The paper presents a minimalist consumer‑resource (CR) model that captures the dynamics of a single microbial population feeding on a continuously supplied abiotic substrate. Traditional Lotka‑Volterra (LV) approaches treat all species as biotic and ignore resource dynamics, which limits their ability to describe phenomena such as resilience, niche expansion, or nutrient cycling. By contrast, the authors formulate the system with two state variables: microbial density X(t) and substrate concentration S(t). Growth follows a rate r µ(S) where µ(S) is a monotonic increasing function (e.g., Monod), while death occurs at a constant rate λ. Substrate is supplied at rate n K_S and is consumed proportionally to microbial growth via a conversion factor γ.

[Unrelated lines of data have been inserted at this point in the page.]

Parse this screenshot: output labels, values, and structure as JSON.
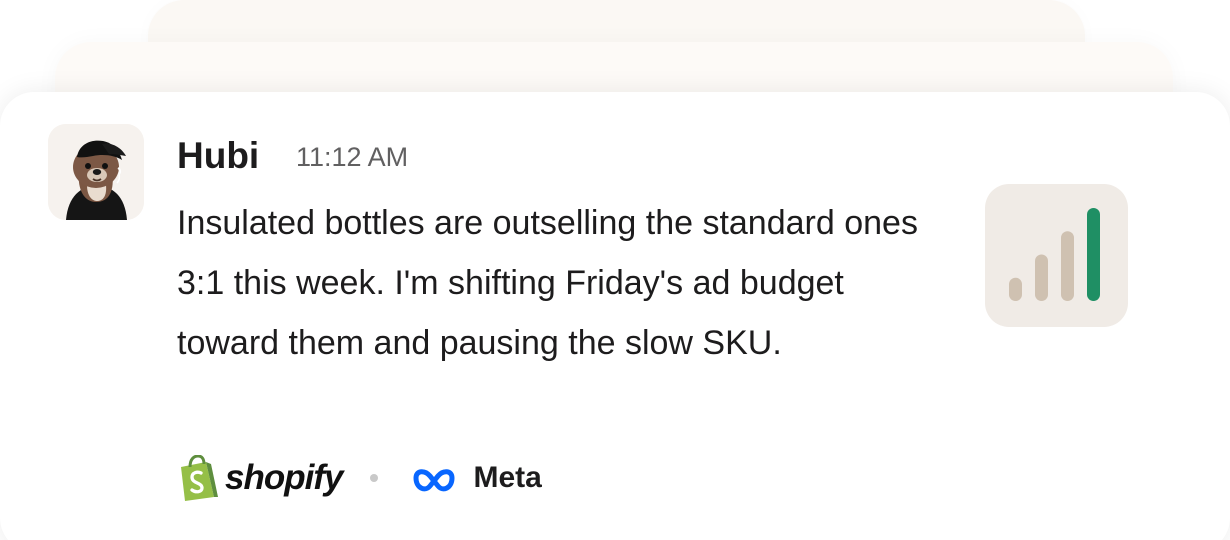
{
  "message": {
    "sender": "Hubi",
    "time": "11:12 AM",
    "text": "Insulated bottles are outselling the standard ones 3:1 this week. I'm shifting Friday's ad budget toward them and pausing the slow SKU."
  },
  "integrations": [
    {
      "name": "shopify",
      "icon": "shopify-bag-icon",
      "color": "#95bf47"
    },
    {
      "name": "Meta",
      "icon": "meta-infinity-icon",
      "color": "#0866ff"
    }
  ],
  "chart_data": {
    "type": "bar",
    "categories": [
      "1",
      "2",
      "3",
      "4"
    ],
    "values": [
      1,
      2,
      3,
      4
    ],
    "colors": [
      "#cfc1b1",
      "#cfc1b1",
      "#cfc1b1",
      "#1f8f64"
    ]
  },
  "colors": {
    "card_background": "#ffffff",
    "card_stack_background": "#fbf8f4",
    "chart_tile_background": "#f0ebe6",
    "text_primary": "#1d1c1d",
    "text_secondary": "#616061"
  }
}
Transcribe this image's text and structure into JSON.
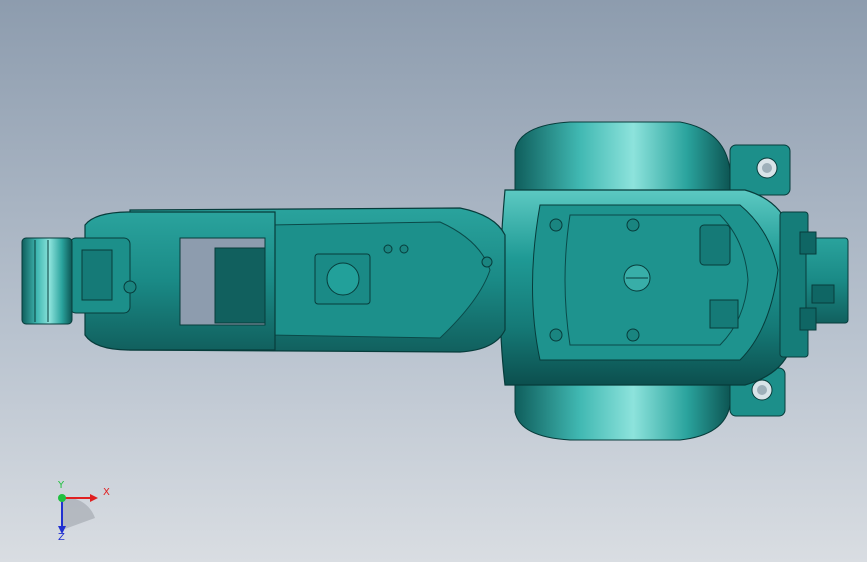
{
  "scene": {
    "background_top": "#8d9cae",
    "background_bottom": "#d9dde2",
    "model_color": "#1f8f8c",
    "model_dark": "#0e5a59",
    "model_highlight": "#4fc6c0"
  },
  "triad": {
    "x_label": "X",
    "y_label": "Y",
    "z_label": "Z",
    "x_color": "#e02020",
    "y_color": "#20c040",
    "z_color": "#2030d0"
  }
}
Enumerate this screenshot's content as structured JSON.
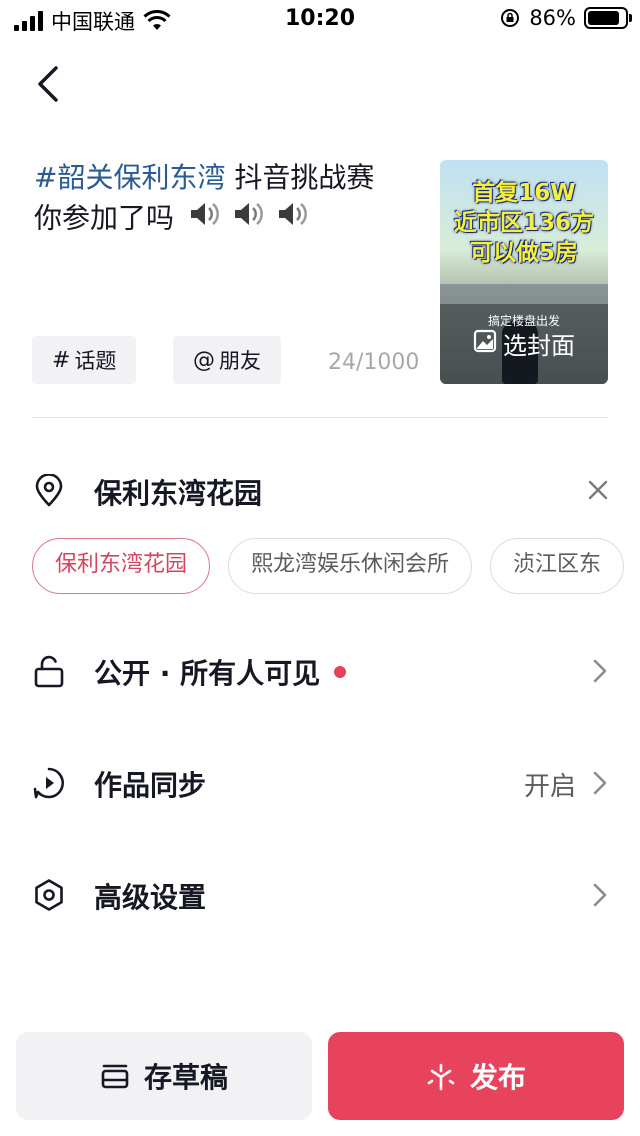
{
  "status_bar": {
    "carrier": "中国联通",
    "time": "10:20",
    "battery": "86%",
    "battery_level": 0.86
  },
  "caption": {
    "hashtag": "#韶关保利东湾",
    "text_line1": " 抖音挑战赛",
    "text_line2": "你参加了吗"
  },
  "cover": {
    "overlay_text": [
      "首复16W",
      "近市区136方",
      "可以做5房"
    ],
    "small_text": "搞定楼盘出发",
    "select_label": "选封面"
  },
  "chips": {
    "topic": "话题",
    "topic_symbol": "#",
    "friend": "朋友",
    "friend_symbol": "@"
  },
  "counter": "24/1000",
  "location": {
    "label": "保利东湾花园",
    "suggestions": [
      "保利东湾花园",
      "熙龙湾娱乐休闲会所",
      "浈江区东"
    ],
    "selected_index": 0
  },
  "privacy": {
    "label": "公开 · 所有人可见"
  },
  "sync": {
    "label": "作品同步",
    "value": "开启"
  },
  "advanced": {
    "label": "高级设置"
  },
  "actions": {
    "draft": "存草稿",
    "publish": "发布"
  },
  "colors": {
    "accent": "#e8435c",
    "hashtag": "#2a5c93",
    "chip_bg": "#f2f2f4"
  }
}
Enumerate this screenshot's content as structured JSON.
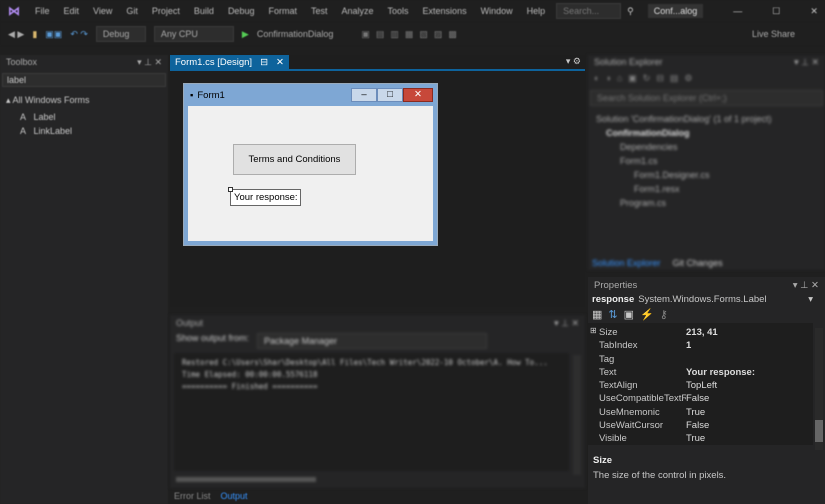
{
  "menu": [
    "File",
    "Edit",
    "View",
    "Git",
    "Project",
    "Build",
    "Debug",
    "Format",
    "Test",
    "Analyze",
    "Tools",
    "Extensions",
    "Window",
    "Help"
  ],
  "search_placeholder": "Search...",
  "window_title": "Conf...alog",
  "toolbar": {
    "config": "Debug",
    "platform": "Any CPU",
    "start": "ConfirmationDialog",
    "live_share": "Live Share"
  },
  "toolbox": {
    "title": "Toolbox",
    "search": "label",
    "group": "All Windows Forms",
    "items": [
      "Label",
      "LinkLabel"
    ]
  },
  "designer": {
    "tab": "Form1.cs [Design]",
    "form_title": "Form1",
    "button": "Terms and Conditions",
    "label": "Your response:"
  },
  "output": {
    "title": "Output",
    "show_from_label": "Show output from:",
    "source": "Package Manager",
    "lines": [
      "Restored C:\\Users\\Shar\\Desktop\\All Files\\Tech Writer\\2022-10 October\\A. How To...",
      "Time Elapsed: 00:00:00.5576118",
      "========== Finished =========="
    ]
  },
  "bottom_tabs": [
    "Error List",
    "Output"
  ],
  "solution_explorer": {
    "title": "Solution Explorer",
    "search": "Search Solution Explorer (Ctrl+;)",
    "tree": [
      "Solution 'ConfirmationDialog' (1 of 1 project)",
      "ConfirmationDialog",
      "Dependencies",
      "Form1.cs",
      "Form1.Designer.cs",
      "Form1.resx",
      "Program.cs"
    ],
    "tabs": [
      "Solution Explorer",
      "Git Changes"
    ]
  },
  "properties": {
    "title": "Properties",
    "object": "response",
    "type": "System.Windows.Forms.Label",
    "rows": [
      {
        "k": "Size",
        "v": "213, 41"
      },
      {
        "k": "TabIndex",
        "v": "1"
      },
      {
        "k": "Tag",
        "v": ""
      },
      {
        "k": "Text",
        "v": "Your response:"
      },
      {
        "k": "TextAlign",
        "v": "TopLeft"
      },
      {
        "k": "UseCompatibleTextRendering",
        "v": "False"
      },
      {
        "k": "UseMnemonic",
        "v": "True"
      },
      {
        "k": "UseWaitCursor",
        "v": "False"
      },
      {
        "k": "Visible",
        "v": "True"
      }
    ],
    "desc_title": "Size",
    "desc": "The size of the control in pixels."
  }
}
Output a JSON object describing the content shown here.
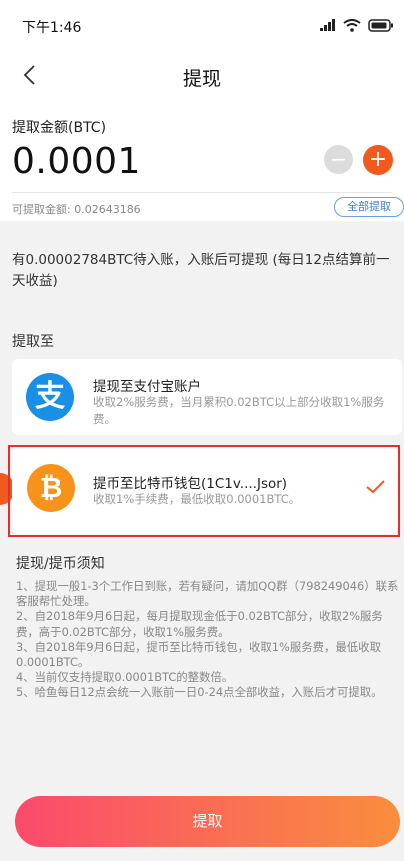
{
  "status_bar": {
    "time": "下午1:46"
  },
  "header": {
    "title": "提现"
  },
  "amount": {
    "label": "提取金额(BTC)",
    "value": "0.0001",
    "minus": "−",
    "plus": "+",
    "available": "可提取金额: 0.02643186",
    "withdraw_all": "全部提取"
  },
  "notice": "有0.00002784BTC待入账，入账后可提现 (每日12点结算前一天收益)",
  "withdraw_to": {
    "label": "提取至",
    "options": [
      {
        "title": "提现至支付宝账户",
        "desc": "收取2%服务费，当月累积0.02BTC以上部分收取1%服务费。",
        "icon": "支"
      },
      {
        "title": "提币至比特币钱包(1C1v....Jsor)",
        "desc": "收取1%手续费，最低收取0.0001BTC。",
        "icon": "₿",
        "selected": true
      }
    ]
  },
  "rules": {
    "title": "提现/提币须知",
    "items": [
      "1、提现一般1-3个工作日到账，若有疑问，请加QQ群（798249046）联系客服帮忙处理。",
      "2、自2018年9月6日起，每月提取现金低于0.02BTC部分，收取2%服务费，高于0.02BTC部分，收取1%服务费。",
      "3、自2018年9月6日起，提币至比特币钱包，收取1%服务费，最低收取0.0001BTC。",
      "4、当前仅支持提取0.0001BTC的整数倍。",
      "5、哈鱼每日12点会统一入账前一日0-24点全部收益，入账后才可提取。"
    ]
  },
  "submit_label": "提取",
  "colors": {
    "accent": "#f05a1e",
    "alipay": "#1a8fe6",
    "bitcoin": "#f7931a",
    "link": "#3a7fd5",
    "selection": "#e03030"
  }
}
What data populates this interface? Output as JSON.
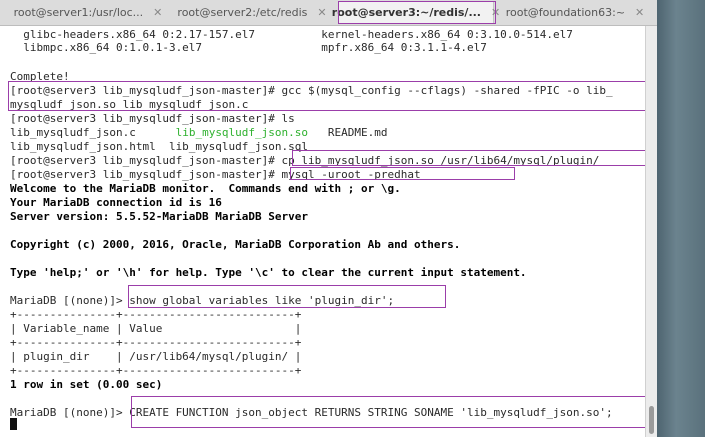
{
  "tabs": [
    {
      "label": "root@server1:/usr/loc...",
      "close": "✕"
    },
    {
      "label": "root@server2:/etc/redis",
      "close": "✕"
    },
    {
      "label": "root@server3:~/redis/...",
      "close": "✕"
    },
    {
      "label": "root@foundation63:~",
      "close": "✕"
    }
  ],
  "colors": {
    "highlight": "#9b3ea9",
    "green_file": "#2fb12f"
  },
  "terminal": {
    "line0": "  glibc-headers.x86_64 0:2.17-157.el7          kernel-headers.x86_64 0:3.10.0-514.el7",
    "line1": "  libmpc.x86_64 0:1.0.1-3.el7                  mpfr.x86_64 0:3.1.1-4.el7",
    "line2": "",
    "line3": "Complete!",
    "line4": "[root@server3 lib_mysqludf_json-master]# gcc $(mysql_config --cflags) -shared -fPIC -o lib_",
    "line5": "mysqludf_json.so lib_mysqludf_json.c",
    "line6": "[root@server3 lib_mysqludf_json-master]# ls",
    "line7a": "lib_mysqludf_json.c      ",
    "line7b": "lib_mysqludf_json.so",
    "line7c": "   README.md",
    "line8": "lib_mysqludf_json.html  lib_mysqludf_json.sql",
    "line9": "[root@server3 lib_mysqludf_json-master]# cp lib_mysqludf_json.so /usr/lib64/mysql/plugin/",
    "line10": "[root@server3 lib_mysqludf_json-master]# mysql -uroot -predhat",
    "line11": "Welcome to the MariaDB monitor.  Commands end with ; or \\g.",
    "line12": "Your MariaDB connection id is 16",
    "line13": "Server version: 5.5.52-MariaDB MariaDB Server",
    "line14": "",
    "line15": "Copyright (c) 2000, 2016, Oracle, MariaDB Corporation Ab and others.",
    "line16": "",
    "line17": "Type 'help;' or '\\h' for help. Type '\\c' to clear the current input statement.",
    "line18": "",
    "line19": "MariaDB [(none)]> show global variables like 'plugin_dir';",
    "line20": "+---------------+--------------------------+",
    "line21": "| Variable_name | Value                    |",
    "line22": "+---------------+--------------------------+",
    "line23": "| plugin_dir    | /usr/lib64/mysql/plugin/ |",
    "line24": "+---------------+--------------------------+",
    "line25": "1 row in set (0.00 sec)",
    "line26": "",
    "line27": "MariaDB [(none)]> CREATE FUNCTION json_object RETURNS STRING SONAME 'lib_mysqludf_json.so';"
  }
}
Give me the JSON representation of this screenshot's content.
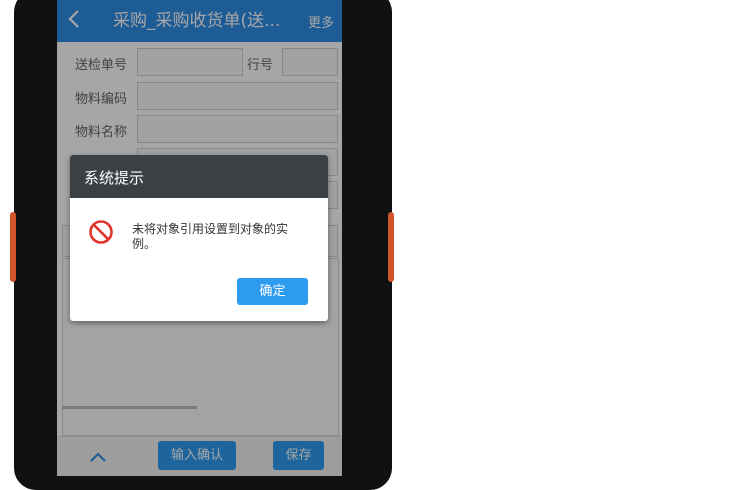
{
  "header": {
    "title": "采购_采购收货单(送...",
    "more": "更多"
  },
  "form": {
    "inspection_no_label": "送检单号",
    "line_no_label": "行号",
    "material_code_label": "物料编码",
    "material_name_label": "物料名称"
  },
  "bottom": {
    "confirm_input": "输入确认",
    "save": "保存"
  },
  "dialog": {
    "title": "系统提示",
    "message": "未将对象引用设置到对象的实例。",
    "ok": "确定"
  },
  "icons": {
    "back": "chevron-left-icon",
    "up": "chevron-up-icon",
    "error": "prohibited-icon"
  },
  "colors": {
    "accent": "#2f8ee6",
    "button": "#2d9bf0",
    "dialog_header": "#3b4045",
    "error": "#e0342c"
  }
}
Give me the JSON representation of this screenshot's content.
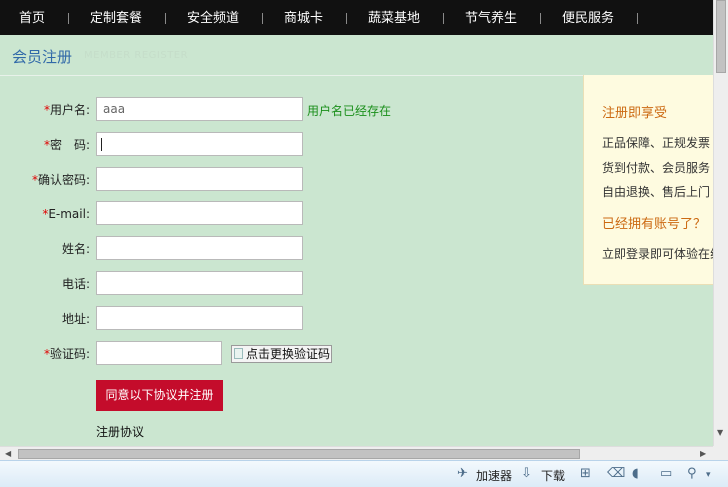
{
  "nav": {
    "items": [
      "首页",
      "定制套餐",
      "安全频道",
      "商城卡",
      "蔬菜基地",
      "节气养生",
      "便民服务"
    ]
  },
  "section": {
    "title": "会员注册",
    "subtitle": "MEMBER REGISTER"
  },
  "form": {
    "username_label": "用户名:",
    "username_value": "aaa",
    "username_hint": "用户名已经存在",
    "password_label": "密　码:",
    "confirm_label": "确认密码:",
    "email_label": "E-mail:",
    "name_label": "姓名:",
    "phone_label": "电话:",
    "address_label": "地址:",
    "captcha_label": "验证码:",
    "captcha_image_alt": "点击更换验证码",
    "submit_label": "同意以下协议并注册",
    "agreement_label": "注册协议",
    "required_mark": "*"
  },
  "panel": {
    "heading": "注册即享受",
    "lines": [
      "正品保障、正规发票",
      "货到付款、会员服务",
      "自由退换、售后上门"
    ],
    "login_heading": "已经拥有账号了？",
    "login_text": "立即登录即可体验在线"
  },
  "statusbar": {
    "accelerator": "加速器",
    "download": "下载"
  },
  "colors": {
    "page_bg": "#cbe6d0",
    "nav_bg": "#111111",
    "submit_bg": "#c40c2b",
    "hint": "#1a8f1a",
    "panel_heading": "#cc6a12"
  }
}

Through nondimensionalization (x = X K_S/γ, s = S/K_S, τ = λt) the equations reduce to a system governed solely by the dimensionless reproduction‑to‑death ratio r/λ and the dimensionless substrate inflow n/λ. The unique non‑trivial steady state is given by (x*, s*) = (n/λ, µ⁻¹(λ/r)). Linear stability analysis yields a Jacobian whose eigenvalues are λ̃± = −β ± √(β²−4β) ⁄ 2, where the key parameter β = (r/λ) µ′(s*) x* encapsulates the ratio of two intrinsic timescales: the adaptation time to changes in resource availability (τ_food) and the recovery time set by death or predation (τ_death). When τ_food ≤ τ_death (β ≤ 1) the system quickly tracks resource fluctuations and converges monotonically. When τ_food ≥ τ_death (β ≥ 1) the two processes become out‑of‑phase, producing damped oscillations around the steady state. A more precise classification emerges: β ≤ 2 yields under‑damped oscillations with observable cycles, 2 < β ≤ 4 gives a “damped” regime where oscillations are heavily suppressed, and β > 4 leads to an overdamped, monotonic relaxation.

The authors then explore how various biologically realistic extensions modify β and thus the propensity for oscillations:

1. Necromass recycling – dead cells are decomposed back into substrate, adding an extra source term to the substrate equation. This increases µ′(s*) and effectively shortens τ_food, lowering β, shrinking the oscillatory region, and accelerating decay of any transients.

2. Multiple resources – two scenarios are considered. When resources are complementary (either can support growth), the effective resource supply is higher, again reducing τ_food and β, suppressing oscillations. Conversely, when resources are simultaneously required (both must be present), the system’s response to fluctuations slows, τ_food grows, β rises, and the oscillatory window expands.

3. Substrate removal/dilution – introducing a chemostat‑like outflow for substrate shortens the resource residence time, decreasing τ_food and β, thereby damping oscillations.

Stochastic simulations demonstrate that in the deterministic regime where β ≤ 4, adding noisy inflow can sustain persistent oscillations, akin to limit‑cycle behavior observed experimentally in continuous‑culture bioreactors and natural microbial ecosystems (soil, marine). This links the deterministic timescale ratio to observable variability under realistic environmental fluctuations.

Overall, the study provides a clear mechanistic insight: the emergence and strength of damped oscillations in a single‑species consumer‑resource system are governed by a single dimensionless parameter β that captures the competition between resource‑adaptation speed and mortality‑driven recovery. By adjusting measurable quantities—growth rate r, death rate λ, and substrate inflow n—researchers can predict whether a microbial community will quickly settle to equilibrium or exhibit prolonged transient oscillations. The framework also clarifies how biophysical processes such as necromass recycling, multi‑resource dependence, and external dilution modulate these timescales, offering a quantitative guide for both experimental design and ecological modeling of microbial dynamics in spatially and temporally heterogeneous environments.